20. Before any processing activity starts for the first time, the purpose(s) for the processing activity and the most appropriate lawful basis (or bases) for that processing must be selected and logged within the Authority’s data inventory:

• processing is necessary for the performance of a task carried out in the public interest or in the exercise of official authority vested in the Authority
• processing is necessary for the performance of a contract to which the data subject is party or in order to take steps at the request of the data subject prior to entering into a contract
• processing is necessary for compliance with a legal obligation to which the Authority is subject
• processing is necessary in order to protect the vital interests of the data subject or of another natural person
• processing is necessary for the purposes of the legitimate interests pursued by the Authority or by a third party (The General Data Protection Regulation states that legitimate interests do not apply to processing carried out by public authorities in the performance of their tasks, Article 6(1)(f). However, the Information Commissioner’s Office indicates that where there are other legitimate purposes outside the scope of its tasks as a public authority, legitimate interests may be considered where appropriate (particularly relevant for public authorities with commercial interests), subject to an appropriate test. In practice this lawful basis has not been used by the Authority in assessing its data processing requirements.)
• the data subject has given consent to the processing of his or her personal information for one or more specific purposes. Agreement must be indicated clearly either by a statement or positive action to the processing. Consent requires affirmative action so silence, pre-ticked boxes or inactivity are unlikely to be sufficient. If consent is given in a document which deals with other matters, the consent must be kept separate from those other matters.

21. Where consent is relied on, data subjects must be easily able to withdraw consent to processing at any time and withdrawal must be promptly honoured. Consent may need to be refreshed if personal information is intended to be processed for a different and incompatible purpose which was not disclosed when the data subject first consented.

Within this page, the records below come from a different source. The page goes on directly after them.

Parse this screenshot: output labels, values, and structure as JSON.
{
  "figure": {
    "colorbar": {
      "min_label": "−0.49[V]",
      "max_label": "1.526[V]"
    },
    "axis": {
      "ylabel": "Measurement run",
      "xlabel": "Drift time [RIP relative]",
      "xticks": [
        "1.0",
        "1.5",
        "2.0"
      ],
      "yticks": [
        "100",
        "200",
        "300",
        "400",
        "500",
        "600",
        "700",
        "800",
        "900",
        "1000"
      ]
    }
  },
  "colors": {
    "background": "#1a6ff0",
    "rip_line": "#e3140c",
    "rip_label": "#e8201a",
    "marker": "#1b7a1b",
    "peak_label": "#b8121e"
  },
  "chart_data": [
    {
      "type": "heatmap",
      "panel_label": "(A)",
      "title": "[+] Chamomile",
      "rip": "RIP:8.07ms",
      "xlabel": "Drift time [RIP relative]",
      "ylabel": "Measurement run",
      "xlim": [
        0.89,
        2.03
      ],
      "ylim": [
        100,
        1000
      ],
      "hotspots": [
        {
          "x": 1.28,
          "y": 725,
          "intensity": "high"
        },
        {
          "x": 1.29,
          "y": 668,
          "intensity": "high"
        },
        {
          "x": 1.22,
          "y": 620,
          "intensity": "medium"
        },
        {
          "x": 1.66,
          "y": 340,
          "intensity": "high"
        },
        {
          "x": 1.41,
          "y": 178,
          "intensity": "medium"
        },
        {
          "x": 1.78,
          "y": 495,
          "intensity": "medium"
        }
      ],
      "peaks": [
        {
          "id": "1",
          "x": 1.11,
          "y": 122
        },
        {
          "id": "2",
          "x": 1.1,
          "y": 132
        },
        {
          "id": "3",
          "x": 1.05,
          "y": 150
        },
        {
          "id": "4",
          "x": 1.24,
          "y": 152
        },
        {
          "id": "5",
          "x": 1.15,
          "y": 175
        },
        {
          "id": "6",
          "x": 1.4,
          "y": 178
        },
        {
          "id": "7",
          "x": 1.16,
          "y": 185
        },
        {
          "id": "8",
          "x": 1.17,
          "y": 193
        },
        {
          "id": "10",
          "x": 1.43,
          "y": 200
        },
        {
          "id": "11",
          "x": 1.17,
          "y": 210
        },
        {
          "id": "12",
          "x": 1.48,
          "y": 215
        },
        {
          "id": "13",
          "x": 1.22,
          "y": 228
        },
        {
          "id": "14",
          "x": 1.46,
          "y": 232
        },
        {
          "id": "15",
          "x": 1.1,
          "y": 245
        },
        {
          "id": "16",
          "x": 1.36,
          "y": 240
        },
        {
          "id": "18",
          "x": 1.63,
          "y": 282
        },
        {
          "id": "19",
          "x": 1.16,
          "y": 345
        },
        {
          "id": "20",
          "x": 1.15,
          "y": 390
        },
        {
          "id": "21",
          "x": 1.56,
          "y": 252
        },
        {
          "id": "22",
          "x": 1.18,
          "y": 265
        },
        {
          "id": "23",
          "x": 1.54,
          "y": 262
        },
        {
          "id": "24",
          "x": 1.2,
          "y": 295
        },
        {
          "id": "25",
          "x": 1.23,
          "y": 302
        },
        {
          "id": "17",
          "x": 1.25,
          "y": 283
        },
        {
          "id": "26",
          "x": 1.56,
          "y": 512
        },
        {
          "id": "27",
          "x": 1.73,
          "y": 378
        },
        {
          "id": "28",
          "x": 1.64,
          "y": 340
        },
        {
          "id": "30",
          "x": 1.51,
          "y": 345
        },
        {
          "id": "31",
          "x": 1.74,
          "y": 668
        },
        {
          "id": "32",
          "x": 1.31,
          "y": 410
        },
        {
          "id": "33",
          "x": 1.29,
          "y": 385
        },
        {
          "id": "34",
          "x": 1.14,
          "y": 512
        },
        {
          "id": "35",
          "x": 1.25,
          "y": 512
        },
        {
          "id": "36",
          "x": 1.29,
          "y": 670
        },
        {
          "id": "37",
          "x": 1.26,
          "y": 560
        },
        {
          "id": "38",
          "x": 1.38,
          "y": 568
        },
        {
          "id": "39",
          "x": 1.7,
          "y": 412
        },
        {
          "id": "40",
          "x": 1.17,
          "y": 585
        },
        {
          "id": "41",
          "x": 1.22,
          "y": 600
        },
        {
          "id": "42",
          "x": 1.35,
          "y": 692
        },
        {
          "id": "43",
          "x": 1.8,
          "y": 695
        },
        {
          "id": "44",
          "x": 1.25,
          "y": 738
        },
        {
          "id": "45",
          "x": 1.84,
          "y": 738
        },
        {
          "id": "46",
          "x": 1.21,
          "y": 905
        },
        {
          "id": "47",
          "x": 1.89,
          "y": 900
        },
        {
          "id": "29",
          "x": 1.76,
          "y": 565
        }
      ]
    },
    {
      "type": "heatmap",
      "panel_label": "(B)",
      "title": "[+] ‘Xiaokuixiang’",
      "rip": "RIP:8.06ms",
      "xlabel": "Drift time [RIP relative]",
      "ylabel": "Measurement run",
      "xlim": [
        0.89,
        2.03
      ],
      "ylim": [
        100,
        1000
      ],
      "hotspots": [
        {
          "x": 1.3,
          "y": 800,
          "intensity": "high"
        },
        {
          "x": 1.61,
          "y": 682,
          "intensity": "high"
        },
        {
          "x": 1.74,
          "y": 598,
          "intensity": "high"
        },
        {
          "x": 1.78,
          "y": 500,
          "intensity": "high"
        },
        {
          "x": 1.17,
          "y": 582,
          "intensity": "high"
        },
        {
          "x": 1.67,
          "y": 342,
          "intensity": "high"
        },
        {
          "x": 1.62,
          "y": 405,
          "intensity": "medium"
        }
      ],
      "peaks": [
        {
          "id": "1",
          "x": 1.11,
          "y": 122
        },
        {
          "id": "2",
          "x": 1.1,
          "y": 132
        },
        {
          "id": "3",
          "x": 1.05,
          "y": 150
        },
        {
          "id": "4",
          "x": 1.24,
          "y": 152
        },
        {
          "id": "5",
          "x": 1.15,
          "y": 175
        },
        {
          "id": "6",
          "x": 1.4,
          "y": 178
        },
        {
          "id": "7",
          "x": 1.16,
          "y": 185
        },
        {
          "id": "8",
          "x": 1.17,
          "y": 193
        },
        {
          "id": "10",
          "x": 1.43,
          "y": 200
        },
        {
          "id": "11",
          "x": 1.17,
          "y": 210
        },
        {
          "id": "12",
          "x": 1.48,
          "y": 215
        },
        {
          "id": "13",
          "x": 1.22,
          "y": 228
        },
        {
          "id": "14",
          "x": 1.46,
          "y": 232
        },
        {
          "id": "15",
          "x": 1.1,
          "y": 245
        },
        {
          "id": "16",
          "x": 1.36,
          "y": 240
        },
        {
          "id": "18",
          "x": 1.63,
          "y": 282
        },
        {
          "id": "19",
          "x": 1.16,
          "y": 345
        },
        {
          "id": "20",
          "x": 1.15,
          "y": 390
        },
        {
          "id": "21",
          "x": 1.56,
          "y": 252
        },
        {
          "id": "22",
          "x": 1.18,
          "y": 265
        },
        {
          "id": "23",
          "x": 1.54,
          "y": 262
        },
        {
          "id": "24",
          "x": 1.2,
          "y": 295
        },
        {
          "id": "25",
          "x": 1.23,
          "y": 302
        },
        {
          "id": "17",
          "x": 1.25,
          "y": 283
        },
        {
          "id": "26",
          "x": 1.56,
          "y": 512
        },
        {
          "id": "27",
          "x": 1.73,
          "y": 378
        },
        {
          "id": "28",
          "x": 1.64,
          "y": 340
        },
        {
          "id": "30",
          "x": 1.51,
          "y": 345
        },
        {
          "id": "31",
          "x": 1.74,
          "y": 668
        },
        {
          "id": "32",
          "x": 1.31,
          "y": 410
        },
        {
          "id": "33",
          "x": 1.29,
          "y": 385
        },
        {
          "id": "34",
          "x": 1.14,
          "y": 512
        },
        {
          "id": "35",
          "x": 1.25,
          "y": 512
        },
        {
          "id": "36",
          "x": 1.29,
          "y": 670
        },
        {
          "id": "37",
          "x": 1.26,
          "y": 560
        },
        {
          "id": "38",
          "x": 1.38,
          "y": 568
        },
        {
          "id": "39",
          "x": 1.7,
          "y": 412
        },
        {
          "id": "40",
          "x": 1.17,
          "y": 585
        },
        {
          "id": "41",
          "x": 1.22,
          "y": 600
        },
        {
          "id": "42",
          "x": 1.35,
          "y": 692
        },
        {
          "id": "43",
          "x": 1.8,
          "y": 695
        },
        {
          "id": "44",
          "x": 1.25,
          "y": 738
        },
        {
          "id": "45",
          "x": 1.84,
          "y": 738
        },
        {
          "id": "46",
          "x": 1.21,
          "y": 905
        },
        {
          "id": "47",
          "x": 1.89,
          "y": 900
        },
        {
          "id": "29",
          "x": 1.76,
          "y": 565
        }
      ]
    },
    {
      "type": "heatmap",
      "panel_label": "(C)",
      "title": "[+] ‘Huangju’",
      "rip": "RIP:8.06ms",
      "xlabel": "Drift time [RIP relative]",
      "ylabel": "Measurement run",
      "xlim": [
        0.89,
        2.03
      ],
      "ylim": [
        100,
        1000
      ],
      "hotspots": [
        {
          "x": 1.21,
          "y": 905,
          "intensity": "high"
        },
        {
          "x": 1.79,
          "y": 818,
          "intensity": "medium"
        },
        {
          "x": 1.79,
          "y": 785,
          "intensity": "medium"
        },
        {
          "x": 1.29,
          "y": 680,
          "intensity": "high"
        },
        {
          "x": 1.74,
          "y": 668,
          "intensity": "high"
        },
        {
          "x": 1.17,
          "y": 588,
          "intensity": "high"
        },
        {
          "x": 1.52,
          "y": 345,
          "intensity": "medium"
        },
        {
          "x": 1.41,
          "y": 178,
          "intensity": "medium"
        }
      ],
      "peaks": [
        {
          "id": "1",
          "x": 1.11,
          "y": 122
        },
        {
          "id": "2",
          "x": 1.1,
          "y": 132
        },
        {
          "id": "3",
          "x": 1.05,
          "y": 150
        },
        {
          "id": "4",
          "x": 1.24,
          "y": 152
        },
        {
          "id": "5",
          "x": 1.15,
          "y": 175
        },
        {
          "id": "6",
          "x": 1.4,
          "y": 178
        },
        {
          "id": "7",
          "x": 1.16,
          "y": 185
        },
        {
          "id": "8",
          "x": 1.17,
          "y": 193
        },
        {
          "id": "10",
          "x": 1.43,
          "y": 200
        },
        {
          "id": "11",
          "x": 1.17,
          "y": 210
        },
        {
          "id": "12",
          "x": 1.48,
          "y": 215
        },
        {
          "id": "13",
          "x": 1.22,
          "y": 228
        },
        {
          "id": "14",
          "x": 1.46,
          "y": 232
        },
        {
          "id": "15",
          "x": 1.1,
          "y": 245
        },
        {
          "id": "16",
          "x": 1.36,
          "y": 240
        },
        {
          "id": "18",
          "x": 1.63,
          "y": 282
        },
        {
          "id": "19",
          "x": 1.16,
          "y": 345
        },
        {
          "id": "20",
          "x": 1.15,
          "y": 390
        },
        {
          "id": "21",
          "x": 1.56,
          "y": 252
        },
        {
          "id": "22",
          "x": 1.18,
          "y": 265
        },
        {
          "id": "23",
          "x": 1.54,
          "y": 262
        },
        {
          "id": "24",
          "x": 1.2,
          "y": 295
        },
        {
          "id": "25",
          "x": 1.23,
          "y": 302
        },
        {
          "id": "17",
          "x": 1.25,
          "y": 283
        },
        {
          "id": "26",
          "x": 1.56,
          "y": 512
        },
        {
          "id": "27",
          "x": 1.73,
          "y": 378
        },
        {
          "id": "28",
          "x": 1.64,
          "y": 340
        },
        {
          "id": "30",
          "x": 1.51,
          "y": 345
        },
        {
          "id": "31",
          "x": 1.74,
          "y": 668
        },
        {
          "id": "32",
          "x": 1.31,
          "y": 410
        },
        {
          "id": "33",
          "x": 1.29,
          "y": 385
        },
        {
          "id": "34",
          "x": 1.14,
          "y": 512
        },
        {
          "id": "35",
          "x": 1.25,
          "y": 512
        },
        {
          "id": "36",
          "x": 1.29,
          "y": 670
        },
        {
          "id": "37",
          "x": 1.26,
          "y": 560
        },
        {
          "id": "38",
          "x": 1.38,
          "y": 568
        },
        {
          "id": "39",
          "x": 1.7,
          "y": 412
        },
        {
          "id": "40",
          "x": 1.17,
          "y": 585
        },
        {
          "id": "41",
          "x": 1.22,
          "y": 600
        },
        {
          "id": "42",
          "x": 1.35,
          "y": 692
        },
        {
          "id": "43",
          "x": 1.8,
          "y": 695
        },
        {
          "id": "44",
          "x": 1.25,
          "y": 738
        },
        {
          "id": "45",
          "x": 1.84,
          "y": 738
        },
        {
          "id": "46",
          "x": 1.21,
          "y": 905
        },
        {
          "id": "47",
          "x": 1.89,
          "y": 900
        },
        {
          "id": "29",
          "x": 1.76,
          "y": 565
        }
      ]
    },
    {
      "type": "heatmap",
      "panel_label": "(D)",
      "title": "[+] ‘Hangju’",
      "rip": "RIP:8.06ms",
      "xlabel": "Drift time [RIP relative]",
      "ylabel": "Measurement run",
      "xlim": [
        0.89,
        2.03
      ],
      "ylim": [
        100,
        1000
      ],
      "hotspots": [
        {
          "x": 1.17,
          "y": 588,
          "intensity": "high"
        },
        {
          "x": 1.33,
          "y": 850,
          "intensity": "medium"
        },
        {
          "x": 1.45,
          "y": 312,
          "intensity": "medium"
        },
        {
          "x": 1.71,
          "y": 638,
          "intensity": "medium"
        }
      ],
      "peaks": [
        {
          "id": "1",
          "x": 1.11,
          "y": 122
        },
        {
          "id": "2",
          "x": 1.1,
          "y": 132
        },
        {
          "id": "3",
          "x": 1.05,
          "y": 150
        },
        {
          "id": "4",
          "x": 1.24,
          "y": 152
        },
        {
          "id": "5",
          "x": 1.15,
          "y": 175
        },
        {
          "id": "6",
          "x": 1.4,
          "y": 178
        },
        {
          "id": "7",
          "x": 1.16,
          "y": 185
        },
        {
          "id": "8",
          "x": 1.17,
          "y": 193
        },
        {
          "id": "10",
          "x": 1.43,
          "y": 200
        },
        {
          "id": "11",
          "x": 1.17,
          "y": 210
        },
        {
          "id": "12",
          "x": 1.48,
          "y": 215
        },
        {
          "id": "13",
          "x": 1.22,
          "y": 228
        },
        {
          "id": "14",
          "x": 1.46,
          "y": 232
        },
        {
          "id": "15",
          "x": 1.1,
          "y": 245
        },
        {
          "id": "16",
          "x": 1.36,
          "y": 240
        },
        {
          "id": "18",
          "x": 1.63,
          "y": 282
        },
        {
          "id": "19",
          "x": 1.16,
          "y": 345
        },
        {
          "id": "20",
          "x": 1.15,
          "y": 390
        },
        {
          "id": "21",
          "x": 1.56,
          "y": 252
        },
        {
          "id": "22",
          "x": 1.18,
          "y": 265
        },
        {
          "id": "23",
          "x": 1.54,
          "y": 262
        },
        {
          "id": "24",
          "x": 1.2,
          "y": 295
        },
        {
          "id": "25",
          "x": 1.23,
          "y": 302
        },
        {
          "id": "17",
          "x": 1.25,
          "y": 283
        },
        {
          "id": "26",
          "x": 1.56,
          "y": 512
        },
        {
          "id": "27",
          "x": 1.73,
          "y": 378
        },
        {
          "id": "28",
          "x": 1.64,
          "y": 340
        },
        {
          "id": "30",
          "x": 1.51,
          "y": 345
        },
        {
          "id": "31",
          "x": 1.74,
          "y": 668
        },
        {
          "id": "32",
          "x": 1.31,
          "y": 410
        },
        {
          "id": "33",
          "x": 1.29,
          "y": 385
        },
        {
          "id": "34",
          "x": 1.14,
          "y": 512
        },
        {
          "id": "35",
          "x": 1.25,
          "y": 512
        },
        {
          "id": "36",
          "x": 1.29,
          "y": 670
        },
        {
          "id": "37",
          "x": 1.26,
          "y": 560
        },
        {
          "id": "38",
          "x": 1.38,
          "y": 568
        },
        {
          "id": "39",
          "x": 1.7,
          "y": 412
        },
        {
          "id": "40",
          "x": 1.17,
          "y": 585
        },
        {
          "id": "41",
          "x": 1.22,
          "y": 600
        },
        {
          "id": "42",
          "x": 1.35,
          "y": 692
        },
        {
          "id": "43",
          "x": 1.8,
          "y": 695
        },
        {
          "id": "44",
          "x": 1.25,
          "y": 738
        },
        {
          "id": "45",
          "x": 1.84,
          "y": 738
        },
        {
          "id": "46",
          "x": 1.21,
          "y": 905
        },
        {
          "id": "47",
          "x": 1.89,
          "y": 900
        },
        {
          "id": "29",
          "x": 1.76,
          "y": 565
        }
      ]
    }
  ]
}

22. Staff must be satisfied that the processing is necessary for the purpose of the relevant lawful basis (and that there is no other reasonable way to achieve that purpose)

23. The decision as to which lawful bases or basis applies must be documented, to demonstrate compliance with the data protection principles. Information must be provided about both the purpose(s) of the processing and the lawful basis for it in the Authority’s relevant privacy notice(s). 

24. Where a significant privacy impact is identified, a data protection impact assessment (‘DPIA’) may also need to be conducted.